Question

Which of the following is diamagnetic?

• A. Oxygen molecule
• B. Boron molecule
• C. $ {{N}_{2}}^{+} $
• D. None of the above

Answer 1

Answer: (D)

In diamagnetic species all the electrons are paired when we write configuration according to molecular orbital theory.
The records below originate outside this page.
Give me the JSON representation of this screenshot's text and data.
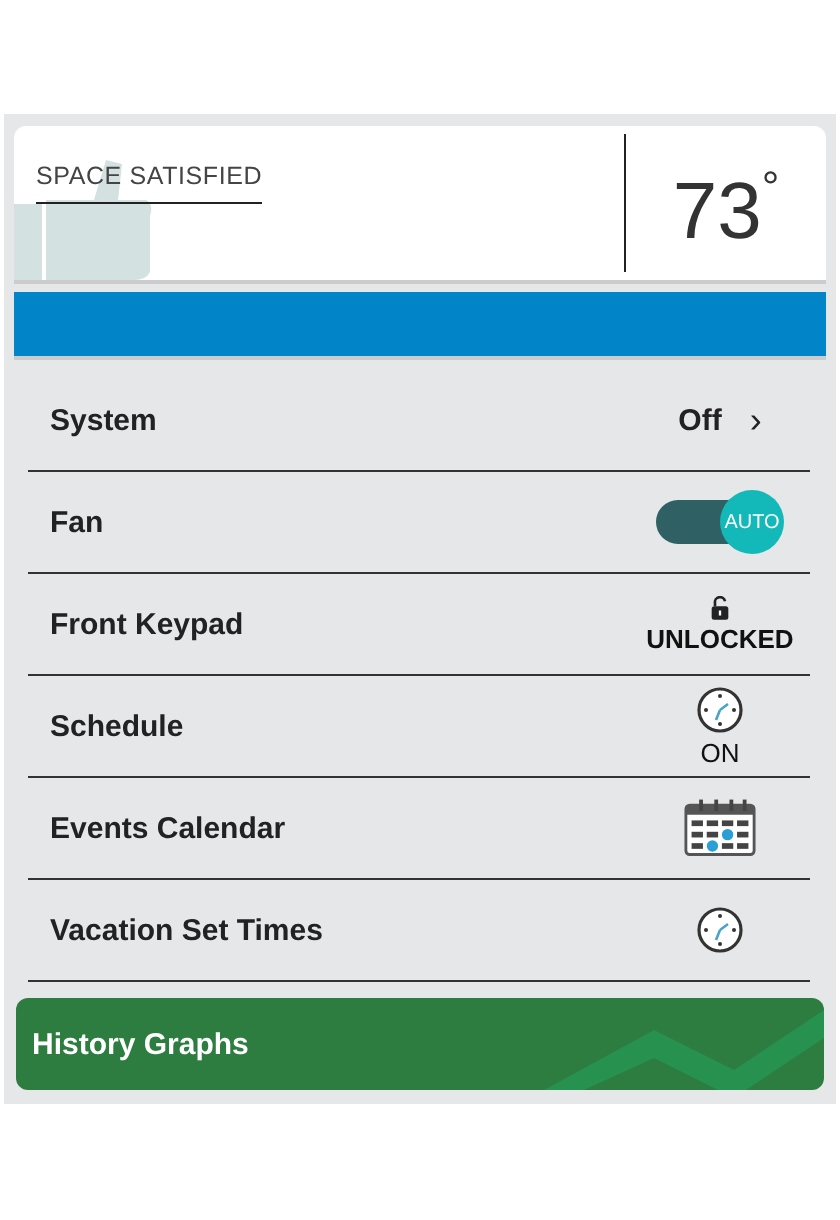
{
  "status": {
    "label": "SPACE SATISFIED",
    "temperature": "73",
    "unit": "°"
  },
  "rows": [
    {
      "label": "System",
      "kind": "value",
      "value": "Off",
      "chevron": "›"
    },
    {
      "label": "Fan",
      "kind": "toggle",
      "on": true,
      "toggle_label": "AUTO"
    },
    {
      "label": "Front Keypad",
      "kind": "lock",
      "value": "UNLOCKED"
    },
    {
      "label": "Schedule",
      "kind": "clock",
      "value": "ON"
    },
    {
      "label": "Events Calendar",
      "kind": "calendar"
    },
    {
      "label": "Vacation Set Times",
      "kind": "clock"
    }
  ],
  "history_button": {
    "label": "History Graphs"
  }
}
Whereas a paramagnetic species has at least one unpaired electron.
(i) $O _{2}=(8+8=16)$
$=\sigma 1 s^{2}, \sigma^{*} 1 s^{2}, \sigma 2 s^{2},\sigma^{*} 2 s^{2}$, $\sigma 2 p_{z}^{2}, \pi 2 p_{x}^{2}, \pi 2 p_{y}^{2}, \pi^{*} 2 p_{x}^{1}, \pi^{*} 2 p_{y}^{1} $
$\because$ It has two unpaired electrons.
$\therefore $ It is paramagnetic.
(ii) $B_{2}=(5+5=10)$
$=\sigma 1 s^{2}, \sigma^{*} 1 s^{2}, \sigma 2 s^{2}, \sigma^{*} 2 s^{2}$, $\pi 2 p_{x}^{1}, \pi 2 p_{y}^{1} $
$\because$ It has two unpaired electrons.
$\therefore $ It is paramagnetic.
(iii) $N_{2}^{+}=(7+7-1=13)=$
$\sigma 1 s^{2}, \sigma^{*} 1 s^{2}, \sigma 2 s^{2}, \sigma^{*} 2 s, \pi 2 p_{x}^{2}, \pi p_{y}^{2}, \sigma p_{z}^{1}$
$ \because$ It has one unpaired electron.
$\therefore $ It is paramagnetic.